[PD] Gem screensizes

IOhannes m zmoelnig zmoelnig at iem.at
Tue Jan 13 14:41:44 CET 2004


marius schebella wrote:
> hi trevor,
> 
> 
>>I'm having a little trouble with screensizes in Gem - has anyone else
>>been through this already?
> 
> 
> yes. some problems could be caused by the graphic driver. i had a problems
> that squares looked like rectangles in fullsreen mode...

this sounds rather like a Gem-bug than a driver-problem.


> 
> 
>>Is there a function that can tell you the size of the window? Or are
>>there functions that link mouse-coordinates to object coordinates?

this is a bit of a problem, because mouse-coordinates and 
object-coordinates are *completely* different things.

imagine you are looking at a mountaineous landscape.
you can prove that two specific summits have a distance of 10 
centimeters, just because you have measured the distance with your 
fingers (~1m in fron of your head).
of course this is non-sense.

the same appies for Gem: object-coordinates refer to relations between 
objects in a scene, while mouse-coordinates (better: window-coordinates) 
refer to the projection of this scenery onto your screen.

> to convert mouse-coordinates(pixels) to "gem-coordinates" i use
> 
> [inlet] minus (windowsize in pixel / 2) minus 1 multiplied by 4
> 
> [inlet]
> |
> [/ 100] (screensize is 200)
> |
> [- 1]
> |
> [* 4]
> |
> [outlet]
> 

the cvs-version allows for normalized output of the window-coordinates.
[gemmouse 1 1] should give the mid-pixel as "0.5 0.5", no matter how the 
actual screen looks like.


> i don't know, if that is an official algorithm, it seems to work with sizes
> 200, 400, 600 but has some rounding errors with some other screensizes...

depends on the x/y-ratio. obviously, if you want a square to be a square 
with all window-dimensions, then you will have more space (e.g. need 
more translation to get out of the screen) in the x-direction if the 
screen is very wide.

> 
> 
>>Also (using Windows 98) when I maximise the Gem window, I can't get rid
>>of it again - even with Alt-Tab or by programming the patch to minimise
>>it again. Is there another way to do it?
> 
> 
> 
> how do you maximze? this should work, at least it does with XP... btw, there
> is also a "fullscreen 1" command. for fullscreen mode.

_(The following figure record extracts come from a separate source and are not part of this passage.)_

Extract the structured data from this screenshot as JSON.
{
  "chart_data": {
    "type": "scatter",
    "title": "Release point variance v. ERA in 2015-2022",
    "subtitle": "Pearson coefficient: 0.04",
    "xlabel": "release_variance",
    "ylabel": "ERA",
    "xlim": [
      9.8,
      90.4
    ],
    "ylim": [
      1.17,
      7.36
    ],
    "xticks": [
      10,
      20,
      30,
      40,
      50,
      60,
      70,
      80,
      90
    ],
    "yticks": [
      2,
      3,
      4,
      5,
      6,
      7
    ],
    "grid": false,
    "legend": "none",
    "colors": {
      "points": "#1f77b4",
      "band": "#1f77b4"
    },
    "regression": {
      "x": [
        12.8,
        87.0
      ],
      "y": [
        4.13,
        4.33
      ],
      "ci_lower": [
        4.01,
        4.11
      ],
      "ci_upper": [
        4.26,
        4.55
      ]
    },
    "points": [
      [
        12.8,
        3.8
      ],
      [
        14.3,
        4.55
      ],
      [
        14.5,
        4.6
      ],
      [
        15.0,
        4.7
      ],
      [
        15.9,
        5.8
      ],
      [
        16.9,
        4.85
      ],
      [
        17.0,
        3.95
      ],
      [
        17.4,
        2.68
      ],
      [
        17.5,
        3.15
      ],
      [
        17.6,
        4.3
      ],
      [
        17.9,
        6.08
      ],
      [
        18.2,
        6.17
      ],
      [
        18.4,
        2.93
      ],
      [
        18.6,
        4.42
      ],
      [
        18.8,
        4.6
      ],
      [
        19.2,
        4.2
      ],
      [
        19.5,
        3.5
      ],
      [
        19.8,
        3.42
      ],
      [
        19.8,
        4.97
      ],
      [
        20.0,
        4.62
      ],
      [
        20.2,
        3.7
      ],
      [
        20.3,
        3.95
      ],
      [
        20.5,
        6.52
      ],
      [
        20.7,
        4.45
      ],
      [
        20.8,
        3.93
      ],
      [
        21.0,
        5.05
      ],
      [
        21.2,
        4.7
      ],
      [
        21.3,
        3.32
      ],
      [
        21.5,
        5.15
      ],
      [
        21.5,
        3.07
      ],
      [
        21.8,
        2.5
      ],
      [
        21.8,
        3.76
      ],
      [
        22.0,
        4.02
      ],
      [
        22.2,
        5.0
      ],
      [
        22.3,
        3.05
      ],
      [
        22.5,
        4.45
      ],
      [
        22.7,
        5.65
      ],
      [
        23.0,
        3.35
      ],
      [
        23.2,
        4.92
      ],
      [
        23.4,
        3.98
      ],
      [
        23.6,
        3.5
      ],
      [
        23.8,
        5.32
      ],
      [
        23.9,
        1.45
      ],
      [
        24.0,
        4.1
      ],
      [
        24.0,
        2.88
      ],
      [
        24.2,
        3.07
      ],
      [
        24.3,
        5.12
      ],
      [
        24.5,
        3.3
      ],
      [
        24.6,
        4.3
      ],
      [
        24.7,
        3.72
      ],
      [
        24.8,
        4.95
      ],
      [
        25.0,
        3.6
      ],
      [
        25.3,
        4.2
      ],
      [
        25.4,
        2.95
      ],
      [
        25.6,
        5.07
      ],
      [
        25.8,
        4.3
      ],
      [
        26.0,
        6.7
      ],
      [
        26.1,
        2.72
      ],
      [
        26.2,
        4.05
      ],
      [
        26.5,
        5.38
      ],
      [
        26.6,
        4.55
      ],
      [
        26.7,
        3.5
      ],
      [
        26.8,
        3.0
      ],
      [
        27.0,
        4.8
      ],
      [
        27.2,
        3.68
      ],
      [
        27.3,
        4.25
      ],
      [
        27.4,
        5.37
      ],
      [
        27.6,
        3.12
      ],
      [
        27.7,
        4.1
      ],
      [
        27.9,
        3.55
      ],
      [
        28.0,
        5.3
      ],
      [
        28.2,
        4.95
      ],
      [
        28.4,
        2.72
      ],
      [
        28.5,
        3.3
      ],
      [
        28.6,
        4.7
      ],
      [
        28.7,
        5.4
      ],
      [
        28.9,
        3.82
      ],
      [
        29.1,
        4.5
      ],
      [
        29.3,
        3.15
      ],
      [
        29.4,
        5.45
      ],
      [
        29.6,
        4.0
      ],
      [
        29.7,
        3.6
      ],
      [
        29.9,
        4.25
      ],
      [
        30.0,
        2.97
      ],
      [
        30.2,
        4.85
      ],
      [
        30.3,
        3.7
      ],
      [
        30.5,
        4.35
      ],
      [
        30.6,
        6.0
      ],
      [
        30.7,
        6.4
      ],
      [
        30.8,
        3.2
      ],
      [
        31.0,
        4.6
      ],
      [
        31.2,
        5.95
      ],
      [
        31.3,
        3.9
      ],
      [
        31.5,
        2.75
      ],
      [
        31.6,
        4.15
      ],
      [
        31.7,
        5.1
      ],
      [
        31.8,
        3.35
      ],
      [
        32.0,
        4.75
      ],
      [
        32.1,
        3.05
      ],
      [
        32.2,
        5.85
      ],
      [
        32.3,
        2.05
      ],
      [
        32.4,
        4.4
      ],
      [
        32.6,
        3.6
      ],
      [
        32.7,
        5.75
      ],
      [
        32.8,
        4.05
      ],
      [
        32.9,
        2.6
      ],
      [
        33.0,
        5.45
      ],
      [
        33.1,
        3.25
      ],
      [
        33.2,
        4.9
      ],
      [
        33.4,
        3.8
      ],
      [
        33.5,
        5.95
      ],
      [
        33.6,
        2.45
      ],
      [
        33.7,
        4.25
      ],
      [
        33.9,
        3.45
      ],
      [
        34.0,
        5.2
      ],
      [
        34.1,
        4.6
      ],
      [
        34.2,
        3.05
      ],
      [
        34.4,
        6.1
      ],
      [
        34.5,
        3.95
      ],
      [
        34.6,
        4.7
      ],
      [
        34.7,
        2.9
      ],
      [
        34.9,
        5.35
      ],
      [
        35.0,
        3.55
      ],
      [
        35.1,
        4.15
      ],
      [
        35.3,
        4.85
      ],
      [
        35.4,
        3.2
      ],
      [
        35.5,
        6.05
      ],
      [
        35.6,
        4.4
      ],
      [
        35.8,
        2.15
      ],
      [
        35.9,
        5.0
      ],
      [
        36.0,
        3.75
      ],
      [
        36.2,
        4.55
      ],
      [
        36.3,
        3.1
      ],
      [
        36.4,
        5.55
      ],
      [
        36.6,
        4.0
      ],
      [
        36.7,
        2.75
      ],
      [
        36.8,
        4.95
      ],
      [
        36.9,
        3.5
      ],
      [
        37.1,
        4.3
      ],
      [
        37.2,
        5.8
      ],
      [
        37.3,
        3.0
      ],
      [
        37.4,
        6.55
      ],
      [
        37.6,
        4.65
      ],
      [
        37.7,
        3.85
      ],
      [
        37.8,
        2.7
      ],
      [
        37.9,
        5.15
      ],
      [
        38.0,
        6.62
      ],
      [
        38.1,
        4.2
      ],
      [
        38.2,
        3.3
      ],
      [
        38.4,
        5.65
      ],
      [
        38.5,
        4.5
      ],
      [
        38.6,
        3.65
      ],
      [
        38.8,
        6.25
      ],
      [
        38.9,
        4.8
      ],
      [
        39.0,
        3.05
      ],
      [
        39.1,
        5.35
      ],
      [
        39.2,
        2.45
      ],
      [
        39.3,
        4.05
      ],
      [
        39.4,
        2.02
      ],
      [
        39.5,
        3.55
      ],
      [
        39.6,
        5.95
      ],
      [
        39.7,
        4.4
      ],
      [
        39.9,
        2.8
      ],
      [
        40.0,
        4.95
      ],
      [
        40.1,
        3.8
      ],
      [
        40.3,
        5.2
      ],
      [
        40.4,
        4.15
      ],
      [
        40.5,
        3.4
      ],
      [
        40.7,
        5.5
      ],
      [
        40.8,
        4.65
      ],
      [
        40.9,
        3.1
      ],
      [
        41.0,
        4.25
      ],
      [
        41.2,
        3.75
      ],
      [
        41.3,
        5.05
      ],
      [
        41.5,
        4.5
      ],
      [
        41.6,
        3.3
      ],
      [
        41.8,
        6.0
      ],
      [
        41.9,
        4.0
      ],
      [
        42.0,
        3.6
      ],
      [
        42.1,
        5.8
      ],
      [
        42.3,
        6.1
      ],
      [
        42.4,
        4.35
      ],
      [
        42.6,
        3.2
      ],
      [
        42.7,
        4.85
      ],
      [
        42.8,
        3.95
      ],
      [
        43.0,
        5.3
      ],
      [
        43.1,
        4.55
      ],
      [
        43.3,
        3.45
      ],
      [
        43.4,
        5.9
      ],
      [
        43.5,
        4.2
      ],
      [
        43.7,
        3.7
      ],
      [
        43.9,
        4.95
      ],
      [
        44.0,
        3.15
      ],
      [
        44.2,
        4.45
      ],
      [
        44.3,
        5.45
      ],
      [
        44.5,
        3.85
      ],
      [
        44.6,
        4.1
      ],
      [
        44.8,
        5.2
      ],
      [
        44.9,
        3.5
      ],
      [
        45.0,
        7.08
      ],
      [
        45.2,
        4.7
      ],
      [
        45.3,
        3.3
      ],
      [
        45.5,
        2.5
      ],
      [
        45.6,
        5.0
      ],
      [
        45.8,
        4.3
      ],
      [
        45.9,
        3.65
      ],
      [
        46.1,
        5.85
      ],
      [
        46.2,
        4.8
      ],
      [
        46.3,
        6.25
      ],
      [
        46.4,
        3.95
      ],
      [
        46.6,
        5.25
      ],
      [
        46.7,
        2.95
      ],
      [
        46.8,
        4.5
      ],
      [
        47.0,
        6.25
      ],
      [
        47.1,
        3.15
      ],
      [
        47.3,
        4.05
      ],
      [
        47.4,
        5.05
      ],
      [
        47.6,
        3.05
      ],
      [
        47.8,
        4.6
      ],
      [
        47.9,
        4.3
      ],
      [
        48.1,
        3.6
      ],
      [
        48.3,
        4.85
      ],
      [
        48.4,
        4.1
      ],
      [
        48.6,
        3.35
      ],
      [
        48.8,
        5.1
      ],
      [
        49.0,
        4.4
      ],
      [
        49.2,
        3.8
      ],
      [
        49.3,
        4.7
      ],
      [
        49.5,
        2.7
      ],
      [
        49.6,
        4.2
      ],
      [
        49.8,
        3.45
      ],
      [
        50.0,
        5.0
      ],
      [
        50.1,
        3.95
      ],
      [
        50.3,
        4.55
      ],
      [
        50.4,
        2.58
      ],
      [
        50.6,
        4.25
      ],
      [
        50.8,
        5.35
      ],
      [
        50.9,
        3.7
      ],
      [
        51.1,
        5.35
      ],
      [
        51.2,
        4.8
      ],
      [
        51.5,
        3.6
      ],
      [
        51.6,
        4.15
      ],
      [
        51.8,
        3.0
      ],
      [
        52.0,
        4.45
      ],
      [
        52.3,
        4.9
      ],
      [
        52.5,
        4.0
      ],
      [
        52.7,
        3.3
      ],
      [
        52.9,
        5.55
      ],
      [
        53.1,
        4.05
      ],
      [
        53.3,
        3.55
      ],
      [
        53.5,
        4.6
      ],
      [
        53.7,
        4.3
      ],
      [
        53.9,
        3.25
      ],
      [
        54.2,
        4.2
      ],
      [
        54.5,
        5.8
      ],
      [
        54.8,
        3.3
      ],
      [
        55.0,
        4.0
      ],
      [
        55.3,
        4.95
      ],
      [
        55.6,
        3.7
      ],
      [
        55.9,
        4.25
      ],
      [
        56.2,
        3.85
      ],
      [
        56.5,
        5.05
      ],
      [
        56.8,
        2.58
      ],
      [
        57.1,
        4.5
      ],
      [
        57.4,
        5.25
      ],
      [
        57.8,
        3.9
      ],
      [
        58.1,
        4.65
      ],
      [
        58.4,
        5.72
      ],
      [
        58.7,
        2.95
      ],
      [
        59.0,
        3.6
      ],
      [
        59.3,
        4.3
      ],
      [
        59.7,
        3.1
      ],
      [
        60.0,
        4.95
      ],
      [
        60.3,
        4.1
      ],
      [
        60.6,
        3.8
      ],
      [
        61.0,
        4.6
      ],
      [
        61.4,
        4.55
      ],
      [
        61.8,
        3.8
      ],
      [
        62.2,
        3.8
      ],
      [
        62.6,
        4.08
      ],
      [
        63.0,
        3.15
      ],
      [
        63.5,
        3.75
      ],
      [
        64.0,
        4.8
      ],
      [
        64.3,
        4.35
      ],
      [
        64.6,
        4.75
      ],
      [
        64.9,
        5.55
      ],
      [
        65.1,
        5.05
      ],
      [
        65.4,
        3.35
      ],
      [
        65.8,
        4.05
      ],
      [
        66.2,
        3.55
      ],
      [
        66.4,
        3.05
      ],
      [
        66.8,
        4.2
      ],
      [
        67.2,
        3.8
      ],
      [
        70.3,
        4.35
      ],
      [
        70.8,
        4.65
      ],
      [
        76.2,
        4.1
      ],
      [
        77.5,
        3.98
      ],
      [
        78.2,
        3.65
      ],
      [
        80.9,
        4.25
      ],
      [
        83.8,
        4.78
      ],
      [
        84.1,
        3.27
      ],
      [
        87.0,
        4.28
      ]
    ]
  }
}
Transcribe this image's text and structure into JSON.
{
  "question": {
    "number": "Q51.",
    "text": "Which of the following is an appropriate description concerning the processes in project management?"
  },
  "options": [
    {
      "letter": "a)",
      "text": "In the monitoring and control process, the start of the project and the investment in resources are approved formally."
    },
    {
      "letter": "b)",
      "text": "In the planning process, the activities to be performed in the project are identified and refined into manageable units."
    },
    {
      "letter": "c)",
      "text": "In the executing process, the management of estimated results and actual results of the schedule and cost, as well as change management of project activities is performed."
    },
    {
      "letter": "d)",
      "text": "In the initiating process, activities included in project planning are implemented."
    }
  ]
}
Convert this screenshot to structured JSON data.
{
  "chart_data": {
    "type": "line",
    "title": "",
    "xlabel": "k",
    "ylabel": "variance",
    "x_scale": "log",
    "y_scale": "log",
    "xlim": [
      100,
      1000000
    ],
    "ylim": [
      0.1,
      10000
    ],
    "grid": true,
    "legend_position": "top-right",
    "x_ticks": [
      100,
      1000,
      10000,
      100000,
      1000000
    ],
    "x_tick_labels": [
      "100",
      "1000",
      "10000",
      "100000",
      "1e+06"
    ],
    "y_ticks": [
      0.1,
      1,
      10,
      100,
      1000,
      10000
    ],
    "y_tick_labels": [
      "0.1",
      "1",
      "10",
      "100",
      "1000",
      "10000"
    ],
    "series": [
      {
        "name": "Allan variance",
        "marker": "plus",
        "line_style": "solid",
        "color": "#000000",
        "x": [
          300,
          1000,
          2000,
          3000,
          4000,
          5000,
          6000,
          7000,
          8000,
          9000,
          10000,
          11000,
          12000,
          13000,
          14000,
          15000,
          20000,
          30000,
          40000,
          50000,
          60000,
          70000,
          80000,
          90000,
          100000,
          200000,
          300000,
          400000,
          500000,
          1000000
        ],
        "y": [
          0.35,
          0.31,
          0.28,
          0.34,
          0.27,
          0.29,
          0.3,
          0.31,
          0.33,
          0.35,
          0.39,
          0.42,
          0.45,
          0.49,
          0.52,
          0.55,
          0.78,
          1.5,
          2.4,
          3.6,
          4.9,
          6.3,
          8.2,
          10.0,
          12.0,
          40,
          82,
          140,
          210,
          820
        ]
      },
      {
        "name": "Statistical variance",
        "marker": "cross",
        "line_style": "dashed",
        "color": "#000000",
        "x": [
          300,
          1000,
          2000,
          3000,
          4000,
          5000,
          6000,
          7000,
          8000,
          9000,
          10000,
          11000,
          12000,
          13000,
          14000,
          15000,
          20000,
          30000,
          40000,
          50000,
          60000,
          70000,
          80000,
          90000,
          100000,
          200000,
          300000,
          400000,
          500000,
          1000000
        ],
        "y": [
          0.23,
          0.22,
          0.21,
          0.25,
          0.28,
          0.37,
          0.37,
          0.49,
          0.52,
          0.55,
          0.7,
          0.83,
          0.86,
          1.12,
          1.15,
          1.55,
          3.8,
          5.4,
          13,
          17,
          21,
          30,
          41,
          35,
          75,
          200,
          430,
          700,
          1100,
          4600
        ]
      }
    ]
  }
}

there are a lot of window-managers under linux that cannot handle this 
properly too: fullscreen-mode (with "fullscreen 1") will disable you to 
get any other window into the foreground. this is because of the 
no-border option, which tricks window-managers.
you will have to find another way to get control back, eg, by destroying 
the gem-window with a special click-combination.
if you want a big screen just use "dimen 1152x864" or whatever your 
screensize is (with borders turned on).
this should give you all control you want.